WASHINGTON ― An organization advocating female representation wants to expose and combat sexism and misogyny faced by women in public office with a new video campaign.

The Women’s Media Center video campaign, launched Tuesday to coincide with Election Day, features stories from eight women ― Democrats and Republicans ― who have run for public office. They describe verbal and physical threats they faced as candidates, as well as scrutiny of their physical appearance and voices, and lament that such attacks often discourage women from entering politics.

“It’s not accidental that in the year 2017, still 75 percent of the people who hold office in this country are men,” Wendy Davis (D), a former Texas state senator and gubernatorial candidate, says in the video. “It’s very purposeful.”

Davis entered the national spotlight in 2013, when she held an 11-hour filibuster protesting a Texas bill that would have banned abortions after 20 weeks of pregnancy. As her career advanced, critics called her “abortion Barbie” and made posters that featured her head attached to the body of a Barbie doll with a plastic baby in her belly.

“It made me drop out of the race,” Kim Weaver, former Democratic challenger to Rep. Steve King (R-Iowa), says in the video, referring to a series of death threats she received earlier this year.

Maryland state Del. Angela Angel (D) was called “a dumb bitch,” and says even online threats “could become real.”

“Their intent is to try to intimidate you. Their intent is to cause fear,” Angel says in the video.
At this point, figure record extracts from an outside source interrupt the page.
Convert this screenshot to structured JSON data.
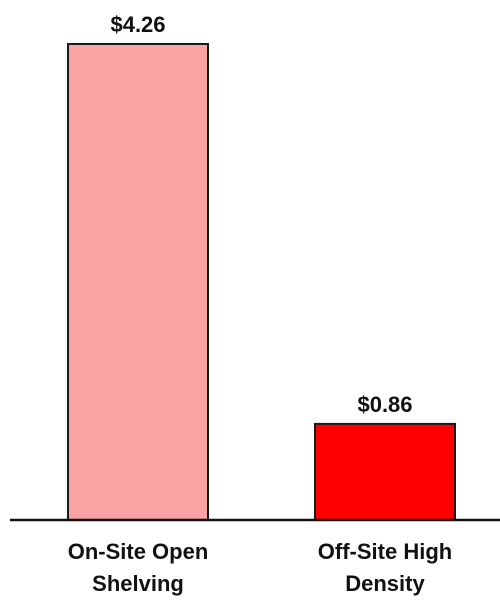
{
  "chart_data": {
    "type": "bar",
    "categories": [
      "On-Site Open Shelving",
      "Off-Site High Density"
    ],
    "values": [
      4.26,
      0.86
    ],
    "value_labels": [
      "$4.26",
      "$0.86"
    ],
    "colors": [
      "#f9a3a3",
      "#ff0000"
    ],
    "ylim": [
      0,
      4.26
    ]
  }
}
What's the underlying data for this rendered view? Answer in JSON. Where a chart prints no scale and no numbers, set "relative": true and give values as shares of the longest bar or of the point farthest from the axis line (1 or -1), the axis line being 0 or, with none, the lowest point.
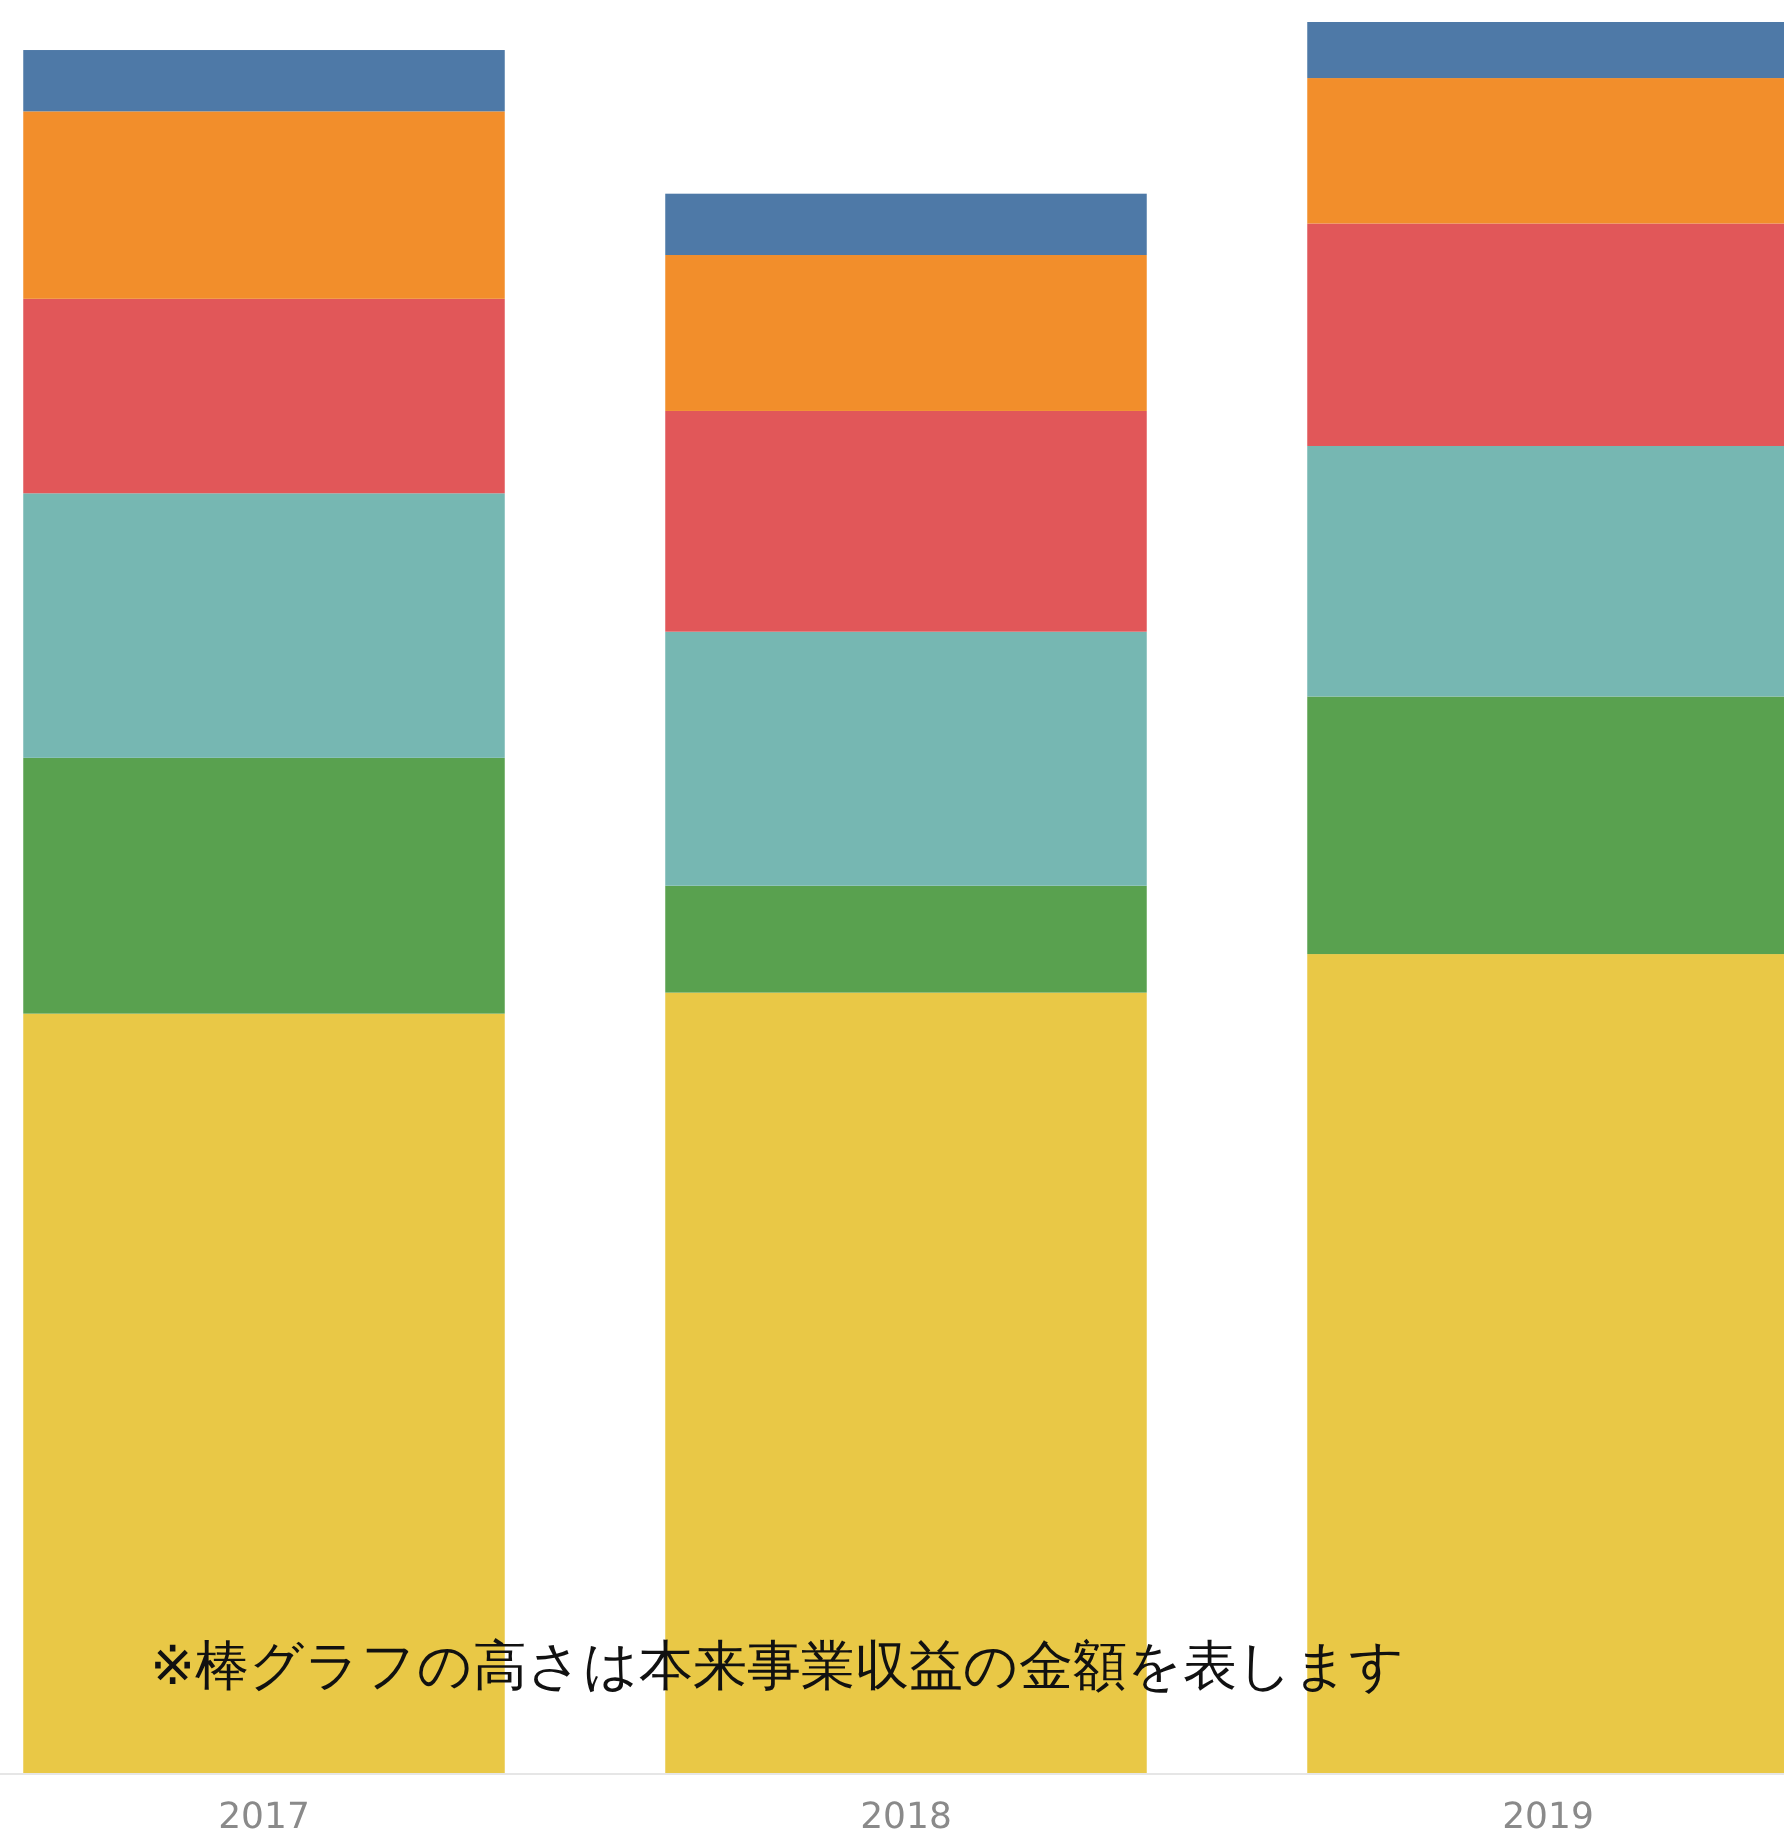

“When you have a legislative body that is mostly made up of white males, is that really representative of our good, old US of A? I don’t think so,” Rep. Ileana Ros-Lehtinen (R-Fla.) says in the video.

The campaign starts on the eve of the anniversary of the 2016 presidential election, in which sexism and misogyny played an outsized role. Democratic nominee Hillary Clinton has said gender contributed to her loss to President Donald Trump, and has spoken and written about attacks against her, often launched by Trump himself.

But on a more basic level, the women featured in the video encourage people to raise awareness about the sexism and harassment women face.

“What we need to do to change this, really, is to call it out when we see it happening,” Davis says in the video.